Alessandro Vitale (Spicy Moustache)

“We were always connecting to the origin of food, how to process it, how to turn it into something delicious in the kitchen.”


“Did you know the best organic shop could be your backyard?” So starts one of Alessandro Vitale’s popular gardening and cooking videos that have quickly gained him a loyal following on Youtube and TikTok under the nickname Spicy Moustache.

With slick editing and out-of-the-box recipes that use every part of the produce he grows, Alessandro’s bite-sized videos are made to inspire busy city dwellers to get their hands dirty and show no space is too small to grow your own food.

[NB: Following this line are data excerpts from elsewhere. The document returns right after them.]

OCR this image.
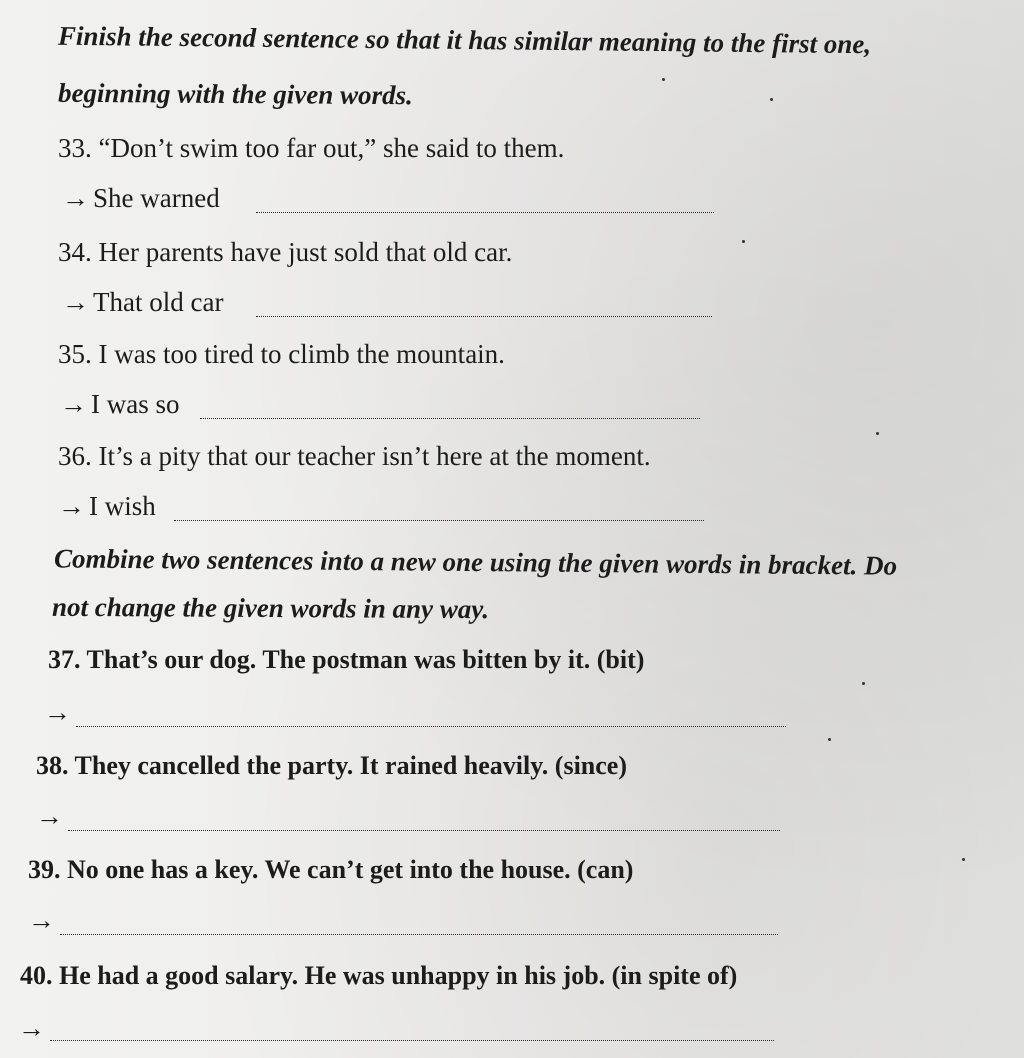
Finish the second sentence so that it has similar meaning to the first one,
beginning with the given words.
33. “Don’t swim too far out,” she said to them.
→ She warned
34. Her parents have just sold that old car.
→ That old car
35. I was too tired to climb the mountain.
→ I was so
36. It’s a pity that our teacher isn’t here at the moment.
→ I wish
Combine two sentences into a new one using the given words in bracket. Do
not change the given words in any way.
37. That’s our dog. The postman was bitten by it. (bit)
→
38. They cancelled the party. It rained heavily. (since)
→
39. No one has a key. We can’t get into the house. (can)
→
40. He had a good salary. He was unhappy in his job. (in spite of)
→
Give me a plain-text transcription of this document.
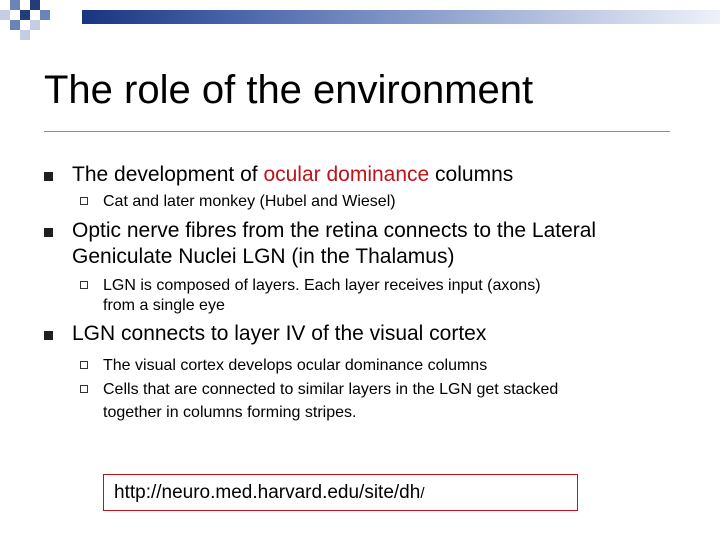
The role of the environment
The development of ocular dominance columns
Cat and later monkey (Hubel and Wiesel)
Optic nerve fibres from the retina connects to the Lateral
Geniculate Nuclei LGN (in the Thalamus)
LGN is composed of layers. Each layer receives input (axons)
from a single eye
LGN connects to layer IV of the visual cortex
The visual cortex develops ocular dominance columns
Cells that are connected to similar layers in the LGN get stacked
together in columns forming stripes.
http://neuro.med.harvard.edu/site/dh/
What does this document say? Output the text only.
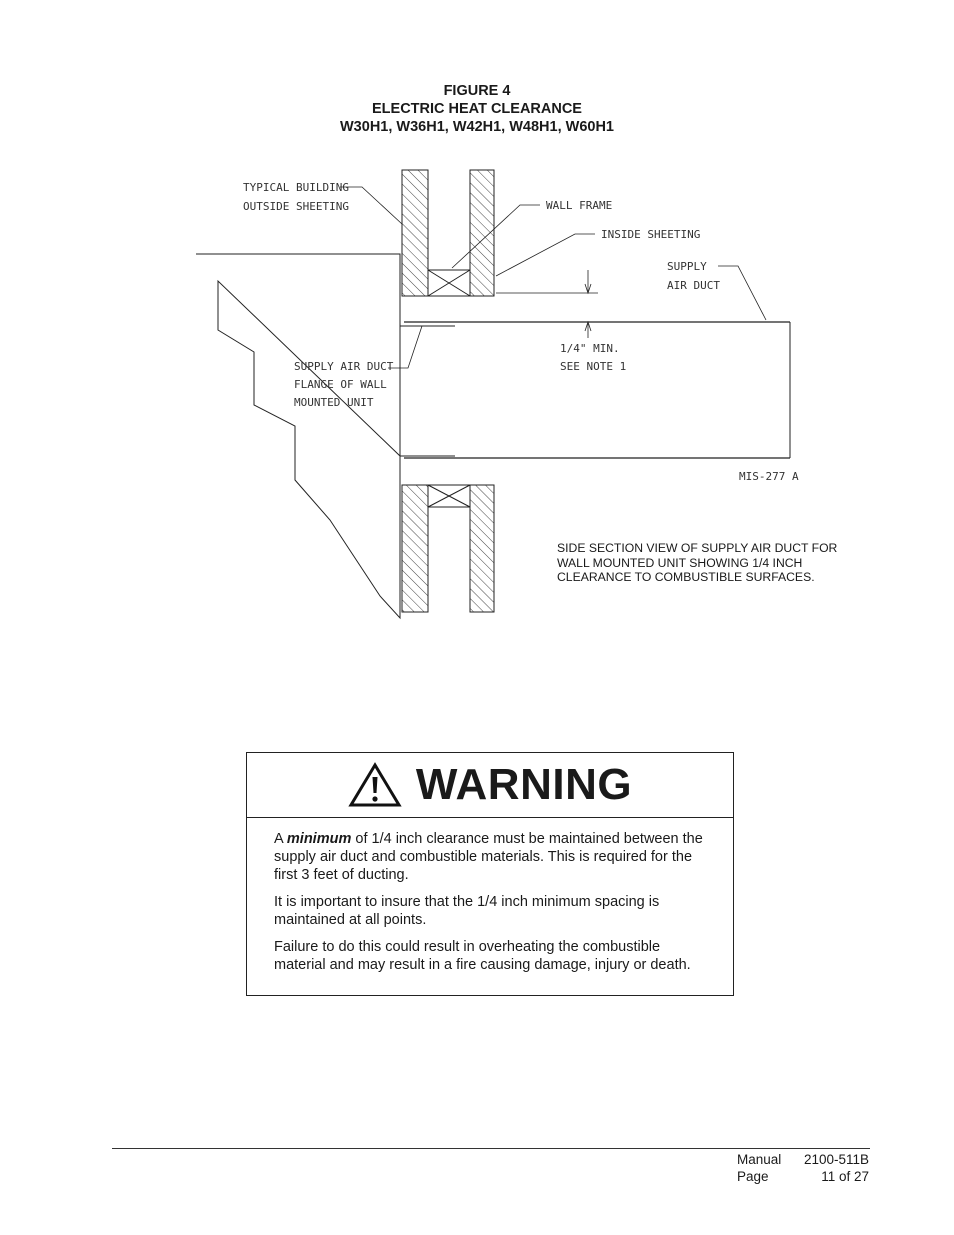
FIGURE 4
ELECTRIC HEAT CLEARANCE
W30H1, W36H1, W42H1, W48H1, W60H1
TYPICAL BUILDING
OUTSIDE SHEETING	WALL FRAME
INSIDE SHEETING
SUPPLY
AIR DUCT
SUPPLY AIR DUCT
FLANGE OF WALL
MOUNTED UNIT
1/4" MIN.
SEE NOTE 1
MIS-277 A
SIDE SECTION VIEW OF SUPPLY AIR DUCT FOR WALL MOUNTED UNIT SHOWING 1/4 INCH CLEARANCE TO COMBUSTIBLE SURFACES.
WARNING

A minimum of 1/4 inch clearance must be maintained between the supply air duct and combustible materials. This is required for the first 3 feet of ducting.

It is important to insure that the 1/4 inch minimum spacing is maintained at all points.

Failure to do this could result in overheating the combustible material and may result in a fire causing damage, injury or death.

Manual	2100-511B
Page	11 of 27
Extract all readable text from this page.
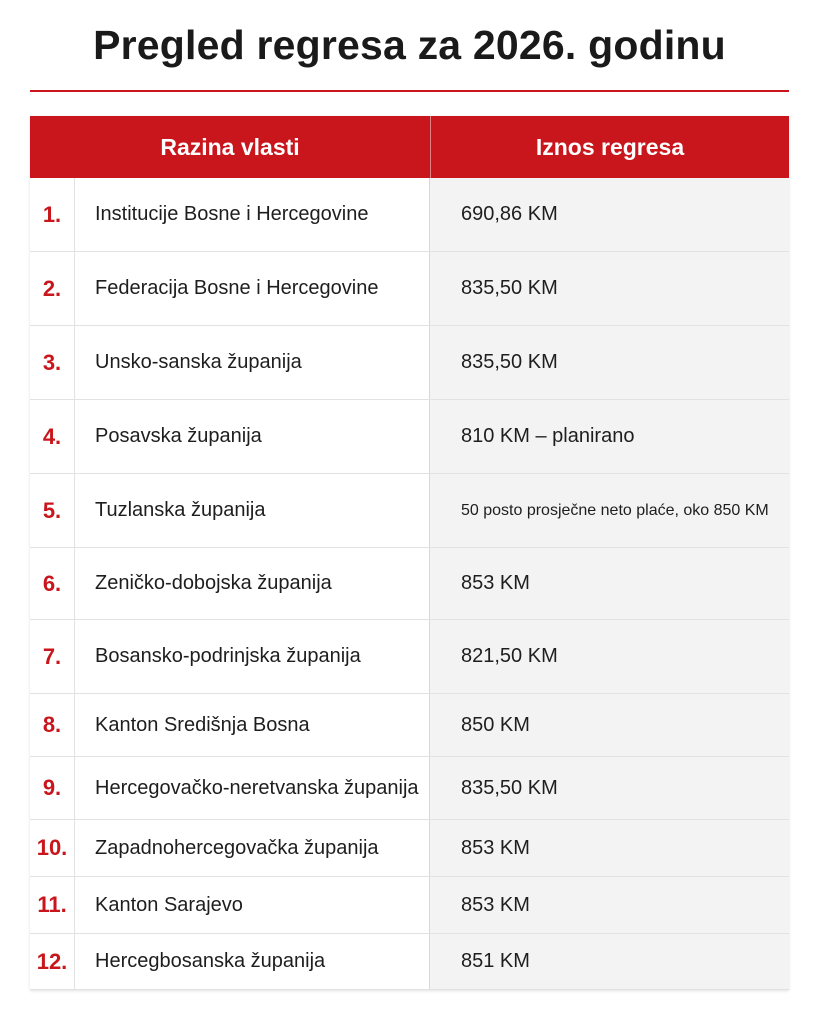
Pregled regresa za 2026. godinu
Razina vlasti	Iznos regresa
1.	Institucije Bosne i Hercegovine	690,86 KM
2.	Federacija Bosne i Hercegovine	835,50 KM
3.	Unsko-sanska županija	835,50 KM
4.	Posavska županija	810 KM – planirano
5.	Tuzlanska županija	50 posto prosječne neto plaće, oko 850 KM
6.	Zeničko-dobojska županija	853 KM
7.	Bosansko-podrinjska županija	821,50 KM
8.	Kanton Središnja Bosna	850 KM
9.	Hercegovačko-neretvanska županija	835,50 KM
10.	Zapadnohercegovačka županija	853 KM
11.	Kanton Sarajevo	853 KM
12.	Hercegbosanska županija	851 KM
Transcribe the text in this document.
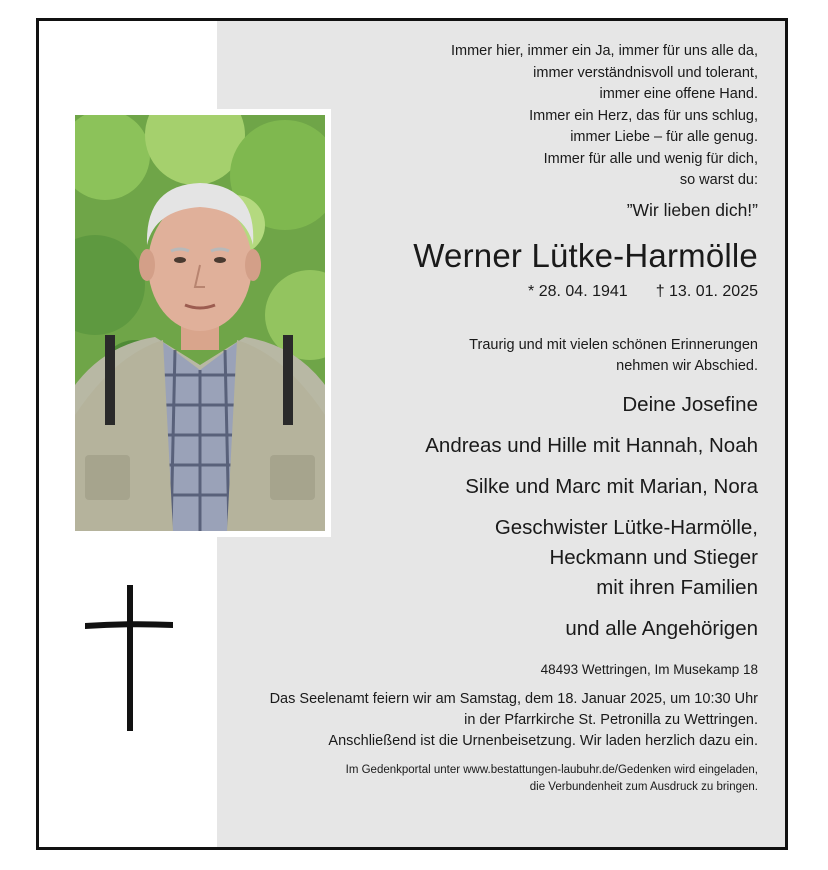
Immer hier, immer ein Ja, immer für uns alle da,
immer verständnisvoll und tolerant,
immer eine offene Hand.
Immer ein Herz, das für uns schlug,
immer Liebe – für alle genug.
Immer für alle und wenig für dich,
so warst du:
”Wir lieben dich!”
Werner Lütke-Harmölle
* 28. 04. 1941 † 13. 01. 2025
Traurig und mit vielen schönen Erinnerungen
nehmen wir Abschied.
Deine Josefine
Andreas und Hille mit Hannah, Noah
Silke und Marc mit Marian, Nora
Geschwister Lütke-Harmölle,
Heckmann und Stieger
mit ihren Familien
und alle Angehörigen
48493 Wettringen, Im Musekamp 18
Das Seelenamt feiern wir am Samstag, dem 18. Januar 2025, um 10:30 Uhr
in der Pfarrkirche St. Petronilla zu Wettringen.
Anschließend ist die Urnenbeisetzung. Wir laden herzlich dazu ein.
Im Gedenkportal unter www.bestattungen-laubuhr.de/Gedenken wird eingeladen,
die Verbundenheit zum Ausdruck zu bringen.
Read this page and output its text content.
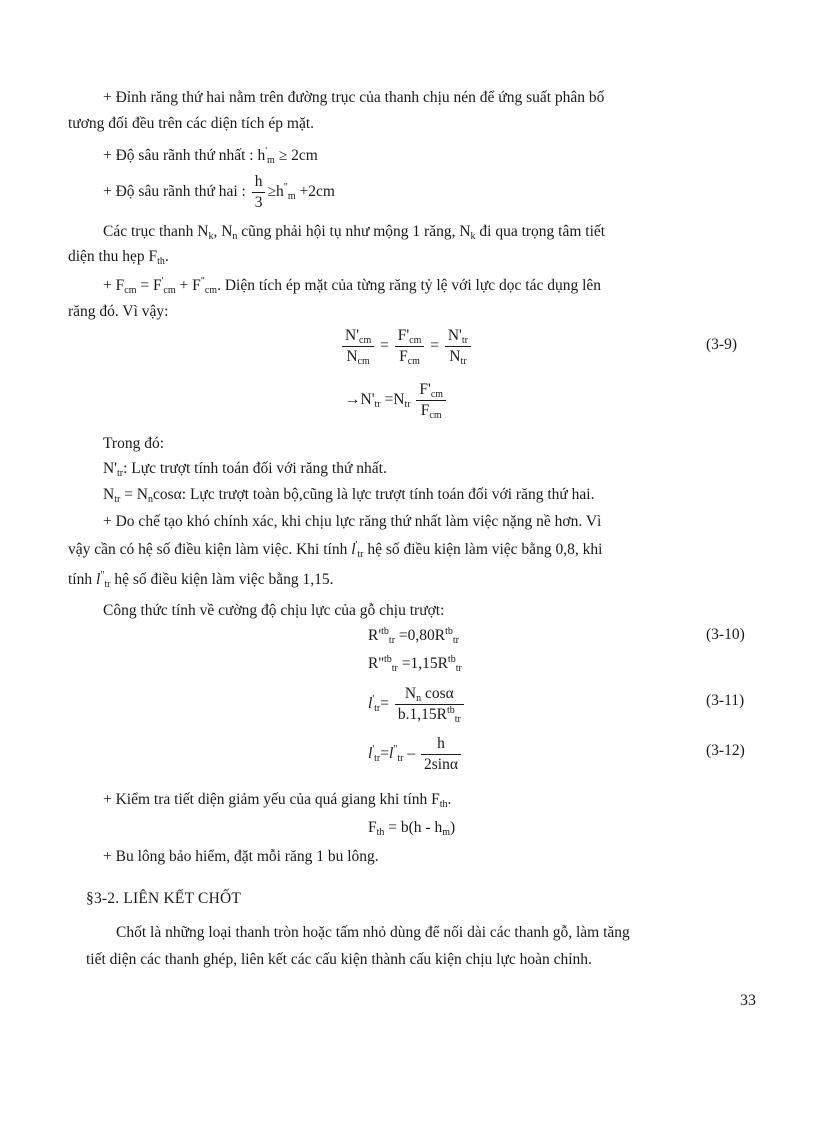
+ Đỉnh răng thứ hai nằm trên đường trục của thanh chịu nén để ứng suất phân bố
tương đối đều trên các diện tích ép mặt.
+ Độ sâu rãnh thứ nhất : $h'_m \ge 2cm$
+ Độ sâu rãnh thứ hai : $\frac{h}{3} \ge h^"_m +2cm$
Các trục thanh $N_k$, $N_n$ cũng phải hội tụ như mộng 1 răng, $N_k$ đi qua trọng tâm tiết
diện thu hẹp $F_{th}$.
+ $F_{cm} = F'_{cm} + F^"_{cm}$. Diện tích ép mặt của từng răng tỷ lệ với lực dọc tác dụng lên
răng đó. Vì vậy:
$\frac{N'_{cm}}{N_{cm}} = \frac{F'_{cm}}{F_{cm}} = \frac{N'_{tr}}{N_{tr}}$	(3-9)
$\to N'_{tr} =N_{tr} \frac{F'_{cm}}{F_{cm}}$
Trong đó:
$N'_{tr}$: Lực trượt tính toán đối với răng thứ nhất.
$N_{tr} = N_n\cos\alpha$: Lực trượt toàn bộ,cũng là lực trượt tính toán đối với răng thứ hai.
+ Do chế tạo khó chính xác, khi chịu lực răng thứ nhất làm việc nặng nề hơn. Vì
vậy cần có hệ số điều kiện làm việc. Khi tính $l'_{tr}$ hệ số điều kiện làm việc bằng 0,8, khi
tính $l^"_{tr}$ hệ số điều kiện làm việc bằng 1,15.
Công thức tính về cường độ chịu lực của gỗ chịu trượt:
$R'^{tb}_{tr} =0,80R^{tb}_{tr}$	(3-10)
$R''^{tb}_{tr} =1,15R^{tb}_{tr}$
$l'_{tr}= \frac{N_n \cos\alpha}{b.1,15R^{tb}_{tr}}$	(3-11)
$l'_{tr}=l^"_{tr} - \frac{h}{2\sin\alpha}$	(3-12)
+ Kiểm tra tiết diện giảm yếu của quá giang khi tính $F_{th}$.
$F_{th} = b(h - h_m)$
+ Bu lông bảo hiểm, đặt mỗi răng 1 bu lông.
§3-2. LIÊN KẾT CHỐT
Chốt là những loại thanh tròn hoặc tấm nhỏ dùng để nối dài các thanh gỗ, làm tăng
tiết diện các thanh ghép, liên kết các cấu kiện thành cấu kiện chịu lực hoàn chỉnh.
33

“We started with a balcony,” recalls Alessandro, who now grows in an 8x5 backyard in east London that features prominently in his videos. The small space is part of his online success, he thinks, because it’s relatable. “The ways my girlfriend and I try to present it, it's all easy things that anyone could do at home.”

Growing up in Italy, Alessandro learned gardening from his grandfather. “I was always with him, watering the garden, and he was teaching me stuff. My grandma, she used to cook a lot, and I was always in the kitchen, stealing food and trying it. So we were always connecting to the origin of food, how to process it, how to turn it into something delicious in the kitchen.”

In the course of just 2 years, Alessandro and his girlfriend (who coined the name Spicy Moustache for his love of chillies) transformed a concrete-slabbed yard into a lush permaculture oasis where they apply no-dig and minimum-waste principles.

“Once a plant finished the produce, rather than digging it out, I leave the roots to be decomposed by the microorganisms already there.” Other organic waste gets made into fertilizer. “I constantly give back into the ecosystem.

Water management is key, because the space is so densely planted, he says. That includes rainwater harvesting – from their greenhouse roof into buckets – and vertical gardening – placing hanging pots above ground planters who catch spillover water.

“Another thing we do is mulching. So we place straw or other organic materials around the base of the plant, because it retains the moisture and reduces the evaporation of water.”

It’s all part of the sustainable principles he hopes new growers will find easy to apply thanks to his videos and a new beginner’s guide, Rebel Gardening.

His latest project is transforming an 110m2 allotment – a space you can rent cheaply from the city -- to show how much food you could grow there in a year.

But his advice to beginners is to start small. “At the end of the day, it doesn't matter how much you take home. It's actually about the time you spend with your hands in the soil, enjoying [it].”